A California construction crew set finished panels in concrete to build the border wall in 2019. Getty Images/Mario Tama

“The U.S. Army Corps of Engineers … has already transferred approximately $154 million worth of the roughly $260 million of bollard panels and other materials,” according to Lt. Col. Devin T. Robinson, who used Defense Department lingo for the process of consigning military surplus items to commercial resellers or the trash heap.

Profits from the sale flow back to the Pentagon’s budget.

But GovPlanet is under strict instructions to keep the border-wall connection hush-hush.

“We are legally not allowed to mention these are the border wall materials, or we could lose our jobs,” a GovPlanet source told the Daily Upside, the financial newsletter that first reported the ongoing sales.

And while the lot listings scrupulously avoid identifying the tubes’ original purpose, viewers of the company’s Instagram page weren’t fooled.

“Good for building a wall,” a user called honest_jake wrote Aug. 3 under a GovPlanet Instagram post touting the sale of “industrial steel tubing” — an entry that was deleted from the social media site Friday.

“Why don’t you put that up instead of selling it,” added Brian Prewitt. “This is why tax payers are just about done paying taxes.”

Gaps in President Trump’s unfinished border wall — like this one in Yuma, Ariz. — are allowing hundreds of thousands to cross into the US illegally. Getty Images/John Moore

Rep. Juan Ciscomani (R-Ariz.), who represents the border district where the auctioned wall components have been sitting idle, slammed Biden for his “refusal to act.”

“The federal government needs to be utilizing every tool in the toolbox to secure our border,” Ciscomani said. “Instead of putting these materials to their intended use, they have been squandered, first collecting dust in the desert and now being auctioned off.”

In 2021, Senate Republicans blistered Biden for spending $2 billion on storage costs and termination fees as he tried to wind down Trump’s wall-building contracts — and this year, congressional investigators found that the DOD was continuing to shell out $130,000 a day on storage fees for unused wall parts.

Former president Donald Trump pledged to build “an impenetrable, physical, tall, power, beautiful southern border wall” as a cornerstone of his victorious 2016 campaign for the White House.
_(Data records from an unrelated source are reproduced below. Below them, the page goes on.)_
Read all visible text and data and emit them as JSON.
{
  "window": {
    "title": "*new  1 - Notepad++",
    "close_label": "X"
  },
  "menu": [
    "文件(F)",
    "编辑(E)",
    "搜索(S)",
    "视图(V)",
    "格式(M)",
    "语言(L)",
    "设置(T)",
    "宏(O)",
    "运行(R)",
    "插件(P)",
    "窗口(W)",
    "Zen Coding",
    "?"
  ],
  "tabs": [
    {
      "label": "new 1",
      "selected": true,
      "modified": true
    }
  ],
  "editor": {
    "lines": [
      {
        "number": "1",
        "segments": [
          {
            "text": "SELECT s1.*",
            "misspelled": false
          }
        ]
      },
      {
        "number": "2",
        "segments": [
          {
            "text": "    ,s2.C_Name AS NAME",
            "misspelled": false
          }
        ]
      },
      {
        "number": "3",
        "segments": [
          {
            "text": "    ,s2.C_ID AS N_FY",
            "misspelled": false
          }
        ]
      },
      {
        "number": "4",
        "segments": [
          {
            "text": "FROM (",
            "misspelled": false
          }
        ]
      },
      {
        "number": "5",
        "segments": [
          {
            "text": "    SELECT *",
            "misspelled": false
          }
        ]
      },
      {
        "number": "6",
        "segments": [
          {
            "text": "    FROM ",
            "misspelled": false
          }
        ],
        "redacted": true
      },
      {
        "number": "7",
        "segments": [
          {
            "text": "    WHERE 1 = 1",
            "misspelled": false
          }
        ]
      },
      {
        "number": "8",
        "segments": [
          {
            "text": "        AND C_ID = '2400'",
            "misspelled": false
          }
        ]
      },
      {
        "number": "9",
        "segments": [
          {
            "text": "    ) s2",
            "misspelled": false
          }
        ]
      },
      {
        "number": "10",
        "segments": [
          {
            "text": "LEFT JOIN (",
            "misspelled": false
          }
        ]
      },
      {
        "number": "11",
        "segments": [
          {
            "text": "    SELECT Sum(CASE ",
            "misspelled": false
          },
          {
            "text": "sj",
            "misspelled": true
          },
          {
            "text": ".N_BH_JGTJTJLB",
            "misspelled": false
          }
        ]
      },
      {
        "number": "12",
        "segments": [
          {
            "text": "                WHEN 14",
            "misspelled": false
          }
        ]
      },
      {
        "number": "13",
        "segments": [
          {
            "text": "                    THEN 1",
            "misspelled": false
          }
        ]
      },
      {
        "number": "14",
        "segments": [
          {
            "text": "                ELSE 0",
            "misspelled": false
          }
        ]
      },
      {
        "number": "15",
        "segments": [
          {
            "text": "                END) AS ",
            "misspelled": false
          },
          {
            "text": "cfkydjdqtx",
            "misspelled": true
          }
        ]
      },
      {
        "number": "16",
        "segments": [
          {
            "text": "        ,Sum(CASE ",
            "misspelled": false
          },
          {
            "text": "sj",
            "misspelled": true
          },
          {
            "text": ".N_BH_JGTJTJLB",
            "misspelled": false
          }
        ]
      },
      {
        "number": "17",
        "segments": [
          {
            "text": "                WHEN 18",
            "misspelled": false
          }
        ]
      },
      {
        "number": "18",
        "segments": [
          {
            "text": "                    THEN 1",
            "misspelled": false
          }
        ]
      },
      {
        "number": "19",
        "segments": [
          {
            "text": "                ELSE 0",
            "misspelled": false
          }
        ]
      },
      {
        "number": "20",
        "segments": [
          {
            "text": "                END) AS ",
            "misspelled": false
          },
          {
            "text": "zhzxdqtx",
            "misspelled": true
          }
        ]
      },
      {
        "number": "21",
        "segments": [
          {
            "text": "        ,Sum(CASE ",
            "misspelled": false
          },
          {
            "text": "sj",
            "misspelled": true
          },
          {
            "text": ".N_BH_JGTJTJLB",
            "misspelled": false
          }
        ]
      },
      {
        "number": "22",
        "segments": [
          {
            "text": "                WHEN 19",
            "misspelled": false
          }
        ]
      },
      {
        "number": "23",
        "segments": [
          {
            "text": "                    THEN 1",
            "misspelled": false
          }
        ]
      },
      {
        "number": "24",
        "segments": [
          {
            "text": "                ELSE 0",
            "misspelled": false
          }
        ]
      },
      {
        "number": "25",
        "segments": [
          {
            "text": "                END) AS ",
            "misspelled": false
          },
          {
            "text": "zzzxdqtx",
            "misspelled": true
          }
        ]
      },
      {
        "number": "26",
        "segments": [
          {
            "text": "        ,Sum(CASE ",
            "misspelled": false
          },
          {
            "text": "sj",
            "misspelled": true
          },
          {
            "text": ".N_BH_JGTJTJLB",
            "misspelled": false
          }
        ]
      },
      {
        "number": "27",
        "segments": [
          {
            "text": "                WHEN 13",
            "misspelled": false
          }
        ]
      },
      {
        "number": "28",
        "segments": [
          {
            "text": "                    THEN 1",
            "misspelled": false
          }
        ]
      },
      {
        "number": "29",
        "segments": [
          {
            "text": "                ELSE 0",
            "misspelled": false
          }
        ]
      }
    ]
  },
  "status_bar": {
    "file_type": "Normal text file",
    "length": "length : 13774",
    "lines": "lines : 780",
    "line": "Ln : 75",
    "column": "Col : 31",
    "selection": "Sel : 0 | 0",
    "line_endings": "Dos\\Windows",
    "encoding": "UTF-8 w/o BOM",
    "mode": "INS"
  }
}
President Biden halted wall construction when he came to office in 2021 — leaving up to $300 million worth of materials to rust in the open air. REUTERS/Adrees Latif

He spent $15 billion during his presidency to install about 450 miles of barriers, with 250 additional miles in progress at the end of his term.

But Biden, in one of his first acts in office, halted all border wall construction in an Inauguration Day presidential proclamation, dismissing Trump’s program as “a waste of money” that was “not a serious policy solution.”

Almost immediately, asylum seekers surged to the US-Mexico border to take advantage of Biden’s lax enforcement policies.

The Finish It Act will make the feds use those materials on new wall construction — or hand the remaining stock over to states like Texas for use in their own border defense projects. REUTERS/Jose Luis Gonzalez

US Customs and Border Protection recorded around 1.7 million migrant encounters on the southern border in fiscal year 2021 and 2.4 million in 2022, an all-time record.

Nearly 1.8 million migrant encounters have already occurred in the first nine months of the current fiscal year, according to the agency — on track to break 2022’s shocking total.

An estimated 2.6 million asylum seekers and “gotaways” have actually made it into the United States during Biden’s presidency — swamping cities like New York, where more than 10,000 migrants continue to arrive each month to demand shelter, meals and social services, shredding the municipal budget.

“President Biden has no regard for taxpayer dollars — or how his open border is bankrupting communities across the country that are footing the bill for his failures,” said Rep. Nicole Malliotakis (R-SI/Brooklyn), who is battling to bar migrant shelters from the city’s parks and military sites.